Mixed alphabets: if a string has both + (standard base64) and - (base64url), it is corrupt. The two alphabets do not mix. Pick one and stick to it.
Hex case: hex is case insensitive in most parsers but conventionally written in lowercase. Some systems insist on lowercase, some on uppercase. When in doubt, lowercase.
The trailing newline: pasting a hash from a terminal often includes a trailing \n. Most decoders strip it, some do not.
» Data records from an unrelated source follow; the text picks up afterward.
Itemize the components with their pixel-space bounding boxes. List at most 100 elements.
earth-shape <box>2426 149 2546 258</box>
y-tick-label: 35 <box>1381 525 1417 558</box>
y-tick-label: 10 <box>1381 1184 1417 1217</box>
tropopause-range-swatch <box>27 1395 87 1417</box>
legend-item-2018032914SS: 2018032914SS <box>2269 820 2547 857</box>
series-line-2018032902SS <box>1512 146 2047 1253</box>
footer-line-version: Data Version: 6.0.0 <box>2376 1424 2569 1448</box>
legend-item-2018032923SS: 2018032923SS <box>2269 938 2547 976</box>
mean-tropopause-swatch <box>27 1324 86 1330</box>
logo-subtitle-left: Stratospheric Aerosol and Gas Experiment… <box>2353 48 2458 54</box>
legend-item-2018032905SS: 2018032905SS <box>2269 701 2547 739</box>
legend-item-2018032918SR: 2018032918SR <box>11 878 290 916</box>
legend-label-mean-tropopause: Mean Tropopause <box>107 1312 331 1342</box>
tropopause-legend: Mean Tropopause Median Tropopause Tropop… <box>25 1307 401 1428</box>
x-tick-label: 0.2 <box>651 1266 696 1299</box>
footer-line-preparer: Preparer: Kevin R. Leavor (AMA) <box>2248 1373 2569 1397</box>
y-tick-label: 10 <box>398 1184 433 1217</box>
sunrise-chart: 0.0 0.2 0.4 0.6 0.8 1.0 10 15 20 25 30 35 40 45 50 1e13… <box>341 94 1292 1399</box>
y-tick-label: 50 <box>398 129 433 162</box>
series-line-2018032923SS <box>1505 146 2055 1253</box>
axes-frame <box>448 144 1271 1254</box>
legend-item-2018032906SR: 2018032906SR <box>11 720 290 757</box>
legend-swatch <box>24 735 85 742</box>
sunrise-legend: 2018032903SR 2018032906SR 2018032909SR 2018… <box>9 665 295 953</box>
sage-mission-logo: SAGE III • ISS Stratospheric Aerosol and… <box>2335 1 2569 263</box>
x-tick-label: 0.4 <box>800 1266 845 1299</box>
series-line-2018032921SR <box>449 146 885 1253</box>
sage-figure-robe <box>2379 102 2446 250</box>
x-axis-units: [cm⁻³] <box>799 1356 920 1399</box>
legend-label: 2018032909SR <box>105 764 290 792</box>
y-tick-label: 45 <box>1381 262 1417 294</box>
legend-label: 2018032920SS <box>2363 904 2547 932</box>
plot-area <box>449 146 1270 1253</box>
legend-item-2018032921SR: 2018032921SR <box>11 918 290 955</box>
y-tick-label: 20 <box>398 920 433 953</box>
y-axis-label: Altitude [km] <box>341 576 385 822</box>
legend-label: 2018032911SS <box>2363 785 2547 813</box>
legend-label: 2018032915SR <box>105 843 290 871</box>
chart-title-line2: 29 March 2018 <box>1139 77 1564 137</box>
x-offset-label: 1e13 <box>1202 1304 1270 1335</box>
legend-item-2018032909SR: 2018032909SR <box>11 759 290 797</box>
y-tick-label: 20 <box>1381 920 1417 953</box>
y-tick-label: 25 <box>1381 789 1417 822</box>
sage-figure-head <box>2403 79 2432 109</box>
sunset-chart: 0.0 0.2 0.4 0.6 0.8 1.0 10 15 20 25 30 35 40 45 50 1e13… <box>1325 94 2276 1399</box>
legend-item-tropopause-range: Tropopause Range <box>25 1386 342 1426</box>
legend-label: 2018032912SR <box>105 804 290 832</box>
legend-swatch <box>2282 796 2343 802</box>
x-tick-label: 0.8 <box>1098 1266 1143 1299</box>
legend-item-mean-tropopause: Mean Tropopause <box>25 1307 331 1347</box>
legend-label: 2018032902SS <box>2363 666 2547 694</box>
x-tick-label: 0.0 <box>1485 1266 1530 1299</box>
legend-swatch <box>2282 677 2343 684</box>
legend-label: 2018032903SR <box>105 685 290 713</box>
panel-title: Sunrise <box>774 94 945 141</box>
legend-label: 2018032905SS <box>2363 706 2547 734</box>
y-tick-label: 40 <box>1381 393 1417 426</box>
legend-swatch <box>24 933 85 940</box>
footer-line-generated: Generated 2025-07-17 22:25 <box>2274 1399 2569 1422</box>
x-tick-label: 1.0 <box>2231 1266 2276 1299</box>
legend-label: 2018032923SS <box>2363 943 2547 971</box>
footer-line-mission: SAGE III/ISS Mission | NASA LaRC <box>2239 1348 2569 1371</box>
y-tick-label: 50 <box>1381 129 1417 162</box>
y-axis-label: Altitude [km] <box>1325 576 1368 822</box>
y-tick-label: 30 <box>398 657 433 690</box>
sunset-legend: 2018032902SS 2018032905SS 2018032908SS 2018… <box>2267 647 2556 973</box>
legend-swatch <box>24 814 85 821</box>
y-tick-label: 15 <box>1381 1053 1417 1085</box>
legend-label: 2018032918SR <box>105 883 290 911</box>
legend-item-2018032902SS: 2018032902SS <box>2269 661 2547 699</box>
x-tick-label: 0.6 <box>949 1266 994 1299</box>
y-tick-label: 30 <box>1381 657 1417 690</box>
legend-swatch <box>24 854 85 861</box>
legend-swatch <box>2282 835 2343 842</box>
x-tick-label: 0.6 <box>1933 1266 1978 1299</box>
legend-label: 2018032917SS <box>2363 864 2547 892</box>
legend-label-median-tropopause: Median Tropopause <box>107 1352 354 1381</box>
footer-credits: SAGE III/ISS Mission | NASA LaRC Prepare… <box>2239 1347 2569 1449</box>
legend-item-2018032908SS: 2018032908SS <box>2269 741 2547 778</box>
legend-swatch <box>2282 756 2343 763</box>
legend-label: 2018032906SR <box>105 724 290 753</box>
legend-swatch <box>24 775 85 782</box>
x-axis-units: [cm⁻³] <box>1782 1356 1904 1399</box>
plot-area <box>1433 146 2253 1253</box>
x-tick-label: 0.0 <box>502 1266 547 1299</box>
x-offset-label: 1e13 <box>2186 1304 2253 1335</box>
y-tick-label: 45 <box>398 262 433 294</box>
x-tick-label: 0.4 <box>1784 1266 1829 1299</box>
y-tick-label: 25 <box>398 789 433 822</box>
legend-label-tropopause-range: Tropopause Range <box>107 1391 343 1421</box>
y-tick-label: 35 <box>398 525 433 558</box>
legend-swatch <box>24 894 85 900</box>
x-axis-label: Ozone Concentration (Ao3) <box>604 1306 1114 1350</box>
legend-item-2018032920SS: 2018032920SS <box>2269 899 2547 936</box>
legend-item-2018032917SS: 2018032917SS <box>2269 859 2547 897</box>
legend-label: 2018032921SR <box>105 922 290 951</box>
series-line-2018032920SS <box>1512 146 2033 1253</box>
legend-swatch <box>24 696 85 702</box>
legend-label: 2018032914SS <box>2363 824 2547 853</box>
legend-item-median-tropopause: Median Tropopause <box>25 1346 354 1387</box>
If your hash compares fail, check for invisible newlines.
A quick reference
// Hex
const buf = new Uint8Array([0xde, 0xad, 0xbe, 0xef]);
const hex = [...buf].map(b => b.toString(16).padStart(2, "0")).join("");
// "deadbeef"
// Base64 standard
const b64 = btoa(String.fromCharCode(...buf));
// "3q2+7w=="
// Base64url unpadded
const b64url = b64.replace(/\+/g, "-").replace(/\//g, "_").replace(/=+$/, "");
// "3q2-7w"
For the reverse, atob() decodes standard base64 in the browser. For base64url, swap the characters back before calling atob().
The base64 encoder, the hash generator and the URL encoder on AldeaCode all run in your browser, no upload, no log. Two rules end most encoding bugs: pick base64url for anything URL adjacent, pick hex for anything humans will read.